Thanks to Michael D. Ranalli, Chief of Police, Glenville, New York, Police Department for his insightful and important article that appears this month in The Police Chief (magazine) about how system failures lead to tunnel vision and wrongful convictions. Ranalli compares an officer who elicits a false confession from a suspect to an officer who is lax on the job and as a result gets physically beaten by a suspect. Both occur, says Rinalli, as a result of cutting corners and a lack of focus and vigilence. Some highlights:
Officers consciously or unconsciously need to come up with a theory of the case that makes sense. Once that is done, there can be a tendency to have tunnel vision. Other leads or avenues that do not fit into this theory may be ignored or are viewed in the light of confirmatory bias. In other words, the facts that fit the theory are accepted and followed up on, and the ones that do not confirm the theory are either dismissed or made to fit the theory. It is human nature for officers to apply their own knowledge and experience to the examination of the actions of others. For many officers, it would not make sense that a person would confess to something they did not do. From a police officer’s perspective, of course it would be hard to accept the concept of a false confession. The fact is, however, that the suspect is not a police officer, and people can and, under the right circumstances, will confess to crimes they did not commit. Does this mean that officers who elicit false confessions have done something wrong? The answer is, not necessarily. The same techniques that are successful in eliciting confessions from countless guilty persons can also lead to the occasional false confession. This could be because of the particular traits of the suspect as much as it could be potentially overly aggressive and exhaustive methods used by the investigator. Most modern interview and interrogation techniques are designed to try to reduce the likelihood of a false confession. The problem, however, may not be with how the technique is designed and taught. The problem may be how, over time, the technique is eventually administered by an officer in the field, whose “corners” may have eroded.

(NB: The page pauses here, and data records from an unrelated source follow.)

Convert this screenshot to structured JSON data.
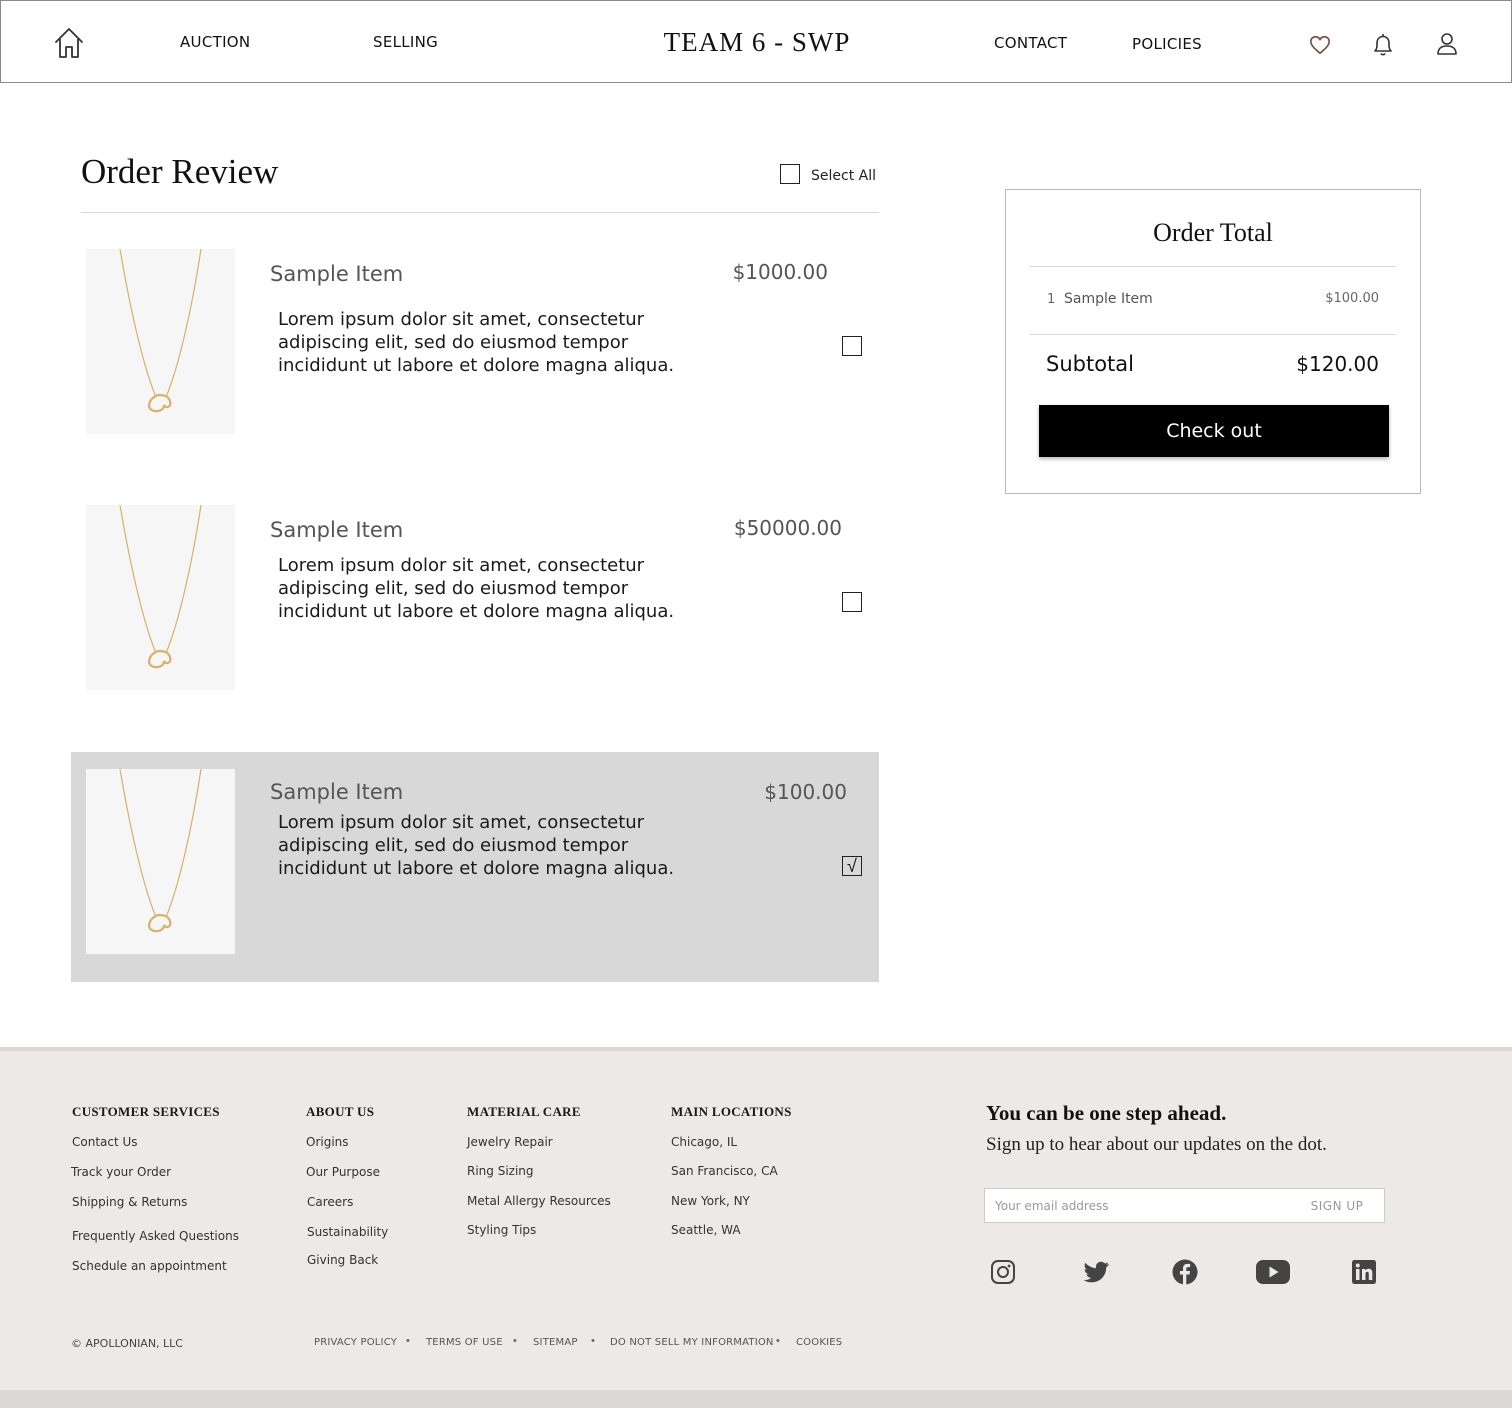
{
  "header": {
    "brand": "TEAM 6 - SWP",
    "nav_left": [
      "AUCTION",
      "SELLING"
    ],
    "nav_right": [
      "CONTACT",
      "POLICIES"
    ],
    "icons": [
      "home-icon",
      "heart-icon",
      "bell-icon",
      "user-icon"
    ]
  },
  "order_review": {
    "title": "Order Review",
    "select_all_label": "Select All",
    "select_all_checked": false,
    "items": [
      {
        "name": "Sample Item",
        "price": "$1000.00",
        "description": "Lorem ipsum dolor sit amet, consectetur adipiscing elit, sed do eiusmod tempor incididunt ut labore et dolore magna aliqua.",
        "checked": false,
        "check_mark": ""
      },
      {
        "name": "Sample Item",
        "price": "$50000.00",
        "description": "Lorem ipsum dolor sit amet, consectetur adipiscing elit, sed do eiusmod tempor incididunt ut labore et dolore magna aliqua.",
        "checked": false,
        "check_mark": ""
      },
      {
        "name": "Sample Item",
        "price": "$100.00",
        "description": "Lorem ipsum dolor sit amet, consectetur adipiscing elit, sed do eiusmod tempor incididunt ut labore et dolore magna aliqua.",
        "checked": true,
        "check_mark": "√"
      }
    ]
  },
  "order_total": {
    "title": "Order Total",
    "lines": [
      {
        "qty": "1",
        "name": "Sample Item",
        "price": "$100.00"
      }
    ],
    "subtotal_label": "Subtotal",
    "subtotal_value": "$120.00",
    "checkout_label": "Check out"
  },
  "footer": {
    "columns": [
      {
        "title": "CUSTOMER SERVICES",
        "links": [
          "Contact Us",
          "Track your Order",
          "Shipping & Returns",
          "Frequently Asked Questions",
          "Schedule an appointment"
        ]
      },
      {
        "title": "ABOUT US",
        "links": [
          "Origins",
          "Our Purpose",
          "Careers",
          "Sustainability",
          "Giving Back"
        ]
      },
      {
        "title": "MATERIAL CARE",
        "links": [
          "Jewelry Repair",
          "Ring Sizing",
          "Metal Allergy Resources",
          "Styling Tips"
        ]
      },
      {
        "title": "MAIN LOCATIONS",
        "links": [
          "Chicago, IL",
          "San Francisco, CA",
          "New York, NY",
          "Seattle, WA"
        ]
      }
    ],
    "newsletter": {
      "heading": "You can be one step ahead.",
      "subheading": "Sign up to hear about our updates on the dot.",
      "email_placeholder": "Your email address",
      "signup_label": "SIGN UP"
    },
    "social_icons": [
      "instagram-icon",
      "twitter-icon",
      "facebook-icon",
      "youtube-icon",
      "linkedin-icon"
    ],
    "copyright": "©   APOLLONIAN, LLC",
    "legal_links": [
      "PRIVACY POLICY",
      "TERMS OF USE",
      "SITEMAP",
      "DO NOT SELL MY INFORMATION",
      "COOKIES"
    ]
  },
  "colors": {
    "checkout_bg": "#000000",
    "selected_row_bg": "#d8d8d8",
    "footer_bg": "#ede9e6",
    "pendant_gold": "#d8b06a"
  }
}
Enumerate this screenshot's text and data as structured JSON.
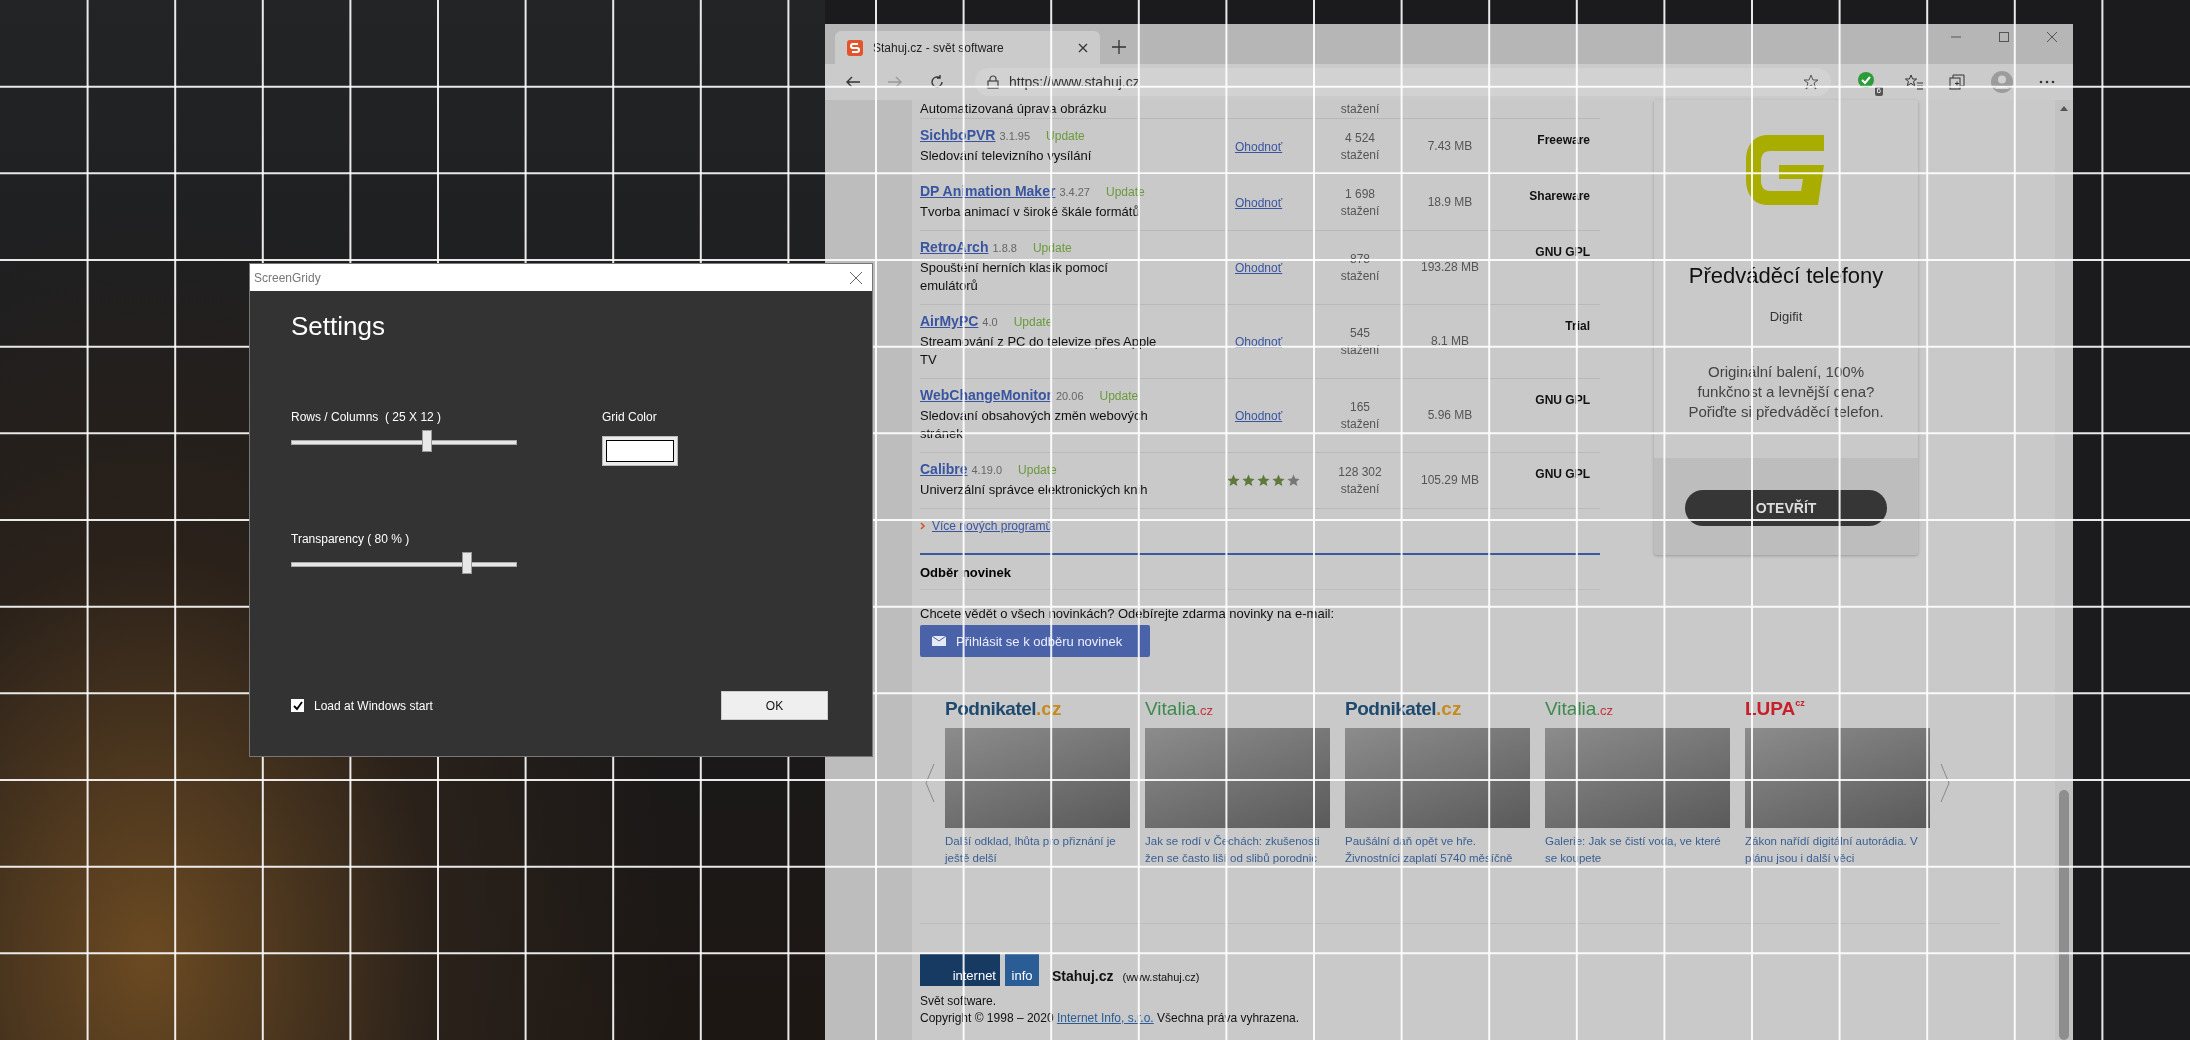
{
  "dialog": {
    "title": "ScreenGridy",
    "heading": "Settings",
    "sliders": [
      {
        "label": "Rows / Columns  ( 25 X 12 )",
        "level": 0.6
      },
      {
        "label": "Transparency ( 80 % )",
        "level": 0.78
      }
    ],
    "grid_color": {
      "label": "Grid Color"
    },
    "load_at_start": {
      "label": "Load at Windows start",
      "checked": true
    },
    "ok_button": "OK"
  },
  "browser": {
    "tab_title": "Stahuj.cz - svět software",
    "url": "https://www.stahuj.cz",
    "extension_badge": "6",
    "partial_row": {
      "description": "Automatizovaná úprava obrázku",
      "downloads_unit": "stažení"
    },
    "programs": [
      {
        "name": "SichboPVR",
        "version": "3.1.95",
        "status": "Update",
        "description": "Sledování televizního vysílání",
        "rating": {
          "kind": "link",
          "text": "Ohodnoť"
        },
        "downloads": "4 524",
        "downloads_unit": "stažení",
        "size": "7.43 MB",
        "license": "Freeware"
      },
      {
        "name": "DP Animation Maker",
        "version": "3.4.27",
        "status": "Update",
        "description": "Tvorba animací v široké škále formátů",
        "rating": {
          "kind": "link",
          "text": "Ohodnoť"
        },
        "downloads": "1 698",
        "downloads_unit": "stažení",
        "size": "18.9 MB",
        "license": "Shareware"
      },
      {
        "name": "RetroArch",
        "version": "1.8.8",
        "status": "Update",
        "description": "Spouštění herních klasik pomocí emulátorů",
        "rating": {
          "kind": "link",
          "text": "Ohodnoť"
        },
        "downloads": "878",
        "downloads_unit": "stažení",
        "size": "193.28 MB",
        "license": "GNU GPL"
      },
      {
        "name": "AirMyPC",
        "version": "4.0",
        "status": "Update",
        "description": "Streamování z PC do televize přes Apple TV",
        "rating": {
          "kind": "link",
          "text": "Ohodnoť"
        },
        "downloads": "545",
        "downloads_unit": "stažení",
        "size": "8.1 MB",
        "license": "Trial"
      },
      {
        "name": "WebChangeMonitor",
        "version": "20.06",
        "status": "Update",
        "description": "Sledování obsahových změn webových stránek",
        "rating": {
          "kind": "link",
          "text": "Ohodnoť"
        },
        "downloads": "165",
        "downloads_unit": "stažení",
        "size": "5.96 MB",
        "license": "GNU GPL"
      },
      {
        "name": "Calibre",
        "version": "4.19.0",
        "status": "Update",
        "description": "Univerzální správce elektronických knih",
        "rating": {
          "kind": "stars",
          "stars": 4
        },
        "downloads": "128 302",
        "downloads_unit": "stažení",
        "size": "105.29 MB",
        "license": "GNU GPL"
      }
    ],
    "more_link": "Více nových programů",
    "newsletter": {
      "heading": "Odběr novinek",
      "text": "Chcete vědět o všech novinkách? Odebírejte zdarma novinky na e-mail:",
      "button": "Přihlásit se k odběru novinek"
    },
    "carousel": [
      {
        "kind": "podnikatel",
        "logo": "Podnikatel",
        "logo_suffix": ".cz",
        "caption": "Další odklad, lhůta pro přiznání je ještě delší"
      },
      {
        "kind": "vitalia",
        "logo": "Vitalia",
        "logo_suffix": ".cz",
        "caption": "Jak se rodí v Čechách: zkušenosti žen se často liší od slibů porodnic"
      },
      {
        "kind": "podnikatel",
        "logo": "Podnikatel",
        "logo_suffix": ".cz",
        "caption": "Paušální daň opět ve hře. Živnostníci zaplatí 5740 měsíčně"
      },
      {
        "kind": "vitalia",
        "logo": "Vitalia",
        "logo_suffix": ".cz",
        "caption": "Galerie: Jak se čistí voda, ve které se koupete"
      },
      {
        "kind": "lupa",
        "logo": "LUPA",
        "logo_suffix": "cz",
        "caption": "Zákon nařídí digitální autorádia. V plánu jsou i další věci"
      }
    ],
    "footer": {
      "logo_left": "internet",
      "logo_right": "info",
      "site": "Stahuj.cz",
      "site_url": "(www.stahuj.cz)",
      "tagline": "Svět software.",
      "copyright_before": "Copyright © 1998 – 2020 ",
      "copyright_link": "Internet Info, s.r.o.",
      "copyright_after": " Všechna práva vyhrazena."
    },
    "ad": {
      "heading": "Předváděcí telefony",
      "brand": "Digifit",
      "text": "Originální balení, 100% funkčnost a levnější cena? Pořiďte si předváděcí telefon.",
      "button": "OTEVŘÍT"
    }
  }
}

Similarly, officers might focus all their efforts exclusively toward a suspect who has been identified during some form of identification procedure, subscribing to the mind-set that if an eyewitness points to a suspect, then the suspect must be the person who committed the crime. The officers in this case would again be applying what makes sense to them. With proper training, officers would know that while many people accurately point out suspects in such situations, mistakes occasionally happen. The human power of perception is not perfect, and all humans are subject to making mistakes. The perception of a witness can be influenced by event stress, lighting, distance, and other factors.